Friedrich Kalkbrenner (1785-1849) – Part 4

2. The other recording is with Kalkbrenner’s 2 concertos – Nr. 1 and Nr. 4, made in 2006 and played by the renowned pianist Howard Shelley to whom we owe so many wonderful musical discoveries.

I think in most cases, when a musician records some (especially unknown) music, it is because he (or she) likes, if not loves it. According to this preference will be the accompanying text – leading us into the composer’s world, perhaps telling some intriguing facts and, of course, explaining why this music is worth playing, and even more so – listening to.

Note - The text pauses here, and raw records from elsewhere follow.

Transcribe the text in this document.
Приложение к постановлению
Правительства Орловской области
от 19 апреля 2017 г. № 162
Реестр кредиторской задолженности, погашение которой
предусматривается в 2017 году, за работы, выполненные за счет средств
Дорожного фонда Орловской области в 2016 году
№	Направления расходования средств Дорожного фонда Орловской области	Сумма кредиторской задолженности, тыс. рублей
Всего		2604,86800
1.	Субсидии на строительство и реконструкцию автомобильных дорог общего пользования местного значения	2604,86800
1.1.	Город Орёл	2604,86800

With some excitement and expectation I opened the concertos CD’s booklet commented by Jeremy Nicholas. It began thus:

“Kalkbrenner was a German pianist and composer of colossal vanity”. – Unusual introduction, I thought. But if his music is lovely enough – who cares?
The next sentence made me smile: “after my death or when I stop playing” informed the composer the young Chopin, “there will be no (more –A.P.) representative of the great pianoforte school.” Oh, yes, that is a normal life process – nearly every generation of creators (and other mortals) feels like being the last one in some way. How many older, well known singers were convinced (and have said so) that the art of singing will die with them? But was the vain Kalkbrenner that laconic? My curiosity forced me to search for more. As it came, there was another part of the statement, found in Chopin’s letters and ending with: “…and you cannot create a new school without knowing the old one” – said Kalkbrenner further……..Myself I think that Kalkbrenner was right – he was one of the last of a great pianoforte school, the older one. Wilhelm von Lenz in his book “The great piano virtuosos of our time” written in 1872 recounts:” I was personally acquaitaned with all the great pianists of the first half of the century: John Field, Moscheles, Hummel, Kalkbrenner. Now we call this the “old” school (with exception of Field, who developed in his own peculiar way) – a school of piano-playing which if not founded by Hummel, was at least essentially influenced by him, and led to the new era of the pianoforte, to Liszt and Chopin”. The constant improvement of the pianoforte demanded a different way of playing it. If Kalkbrenner (and other pianists of his generation) still played much from the wrist and fingers, now the piano keyboards becoming heavier and heavier were to be played with much more weight, from the whole arm. The improved instruments offered more but required a new method, a new approach.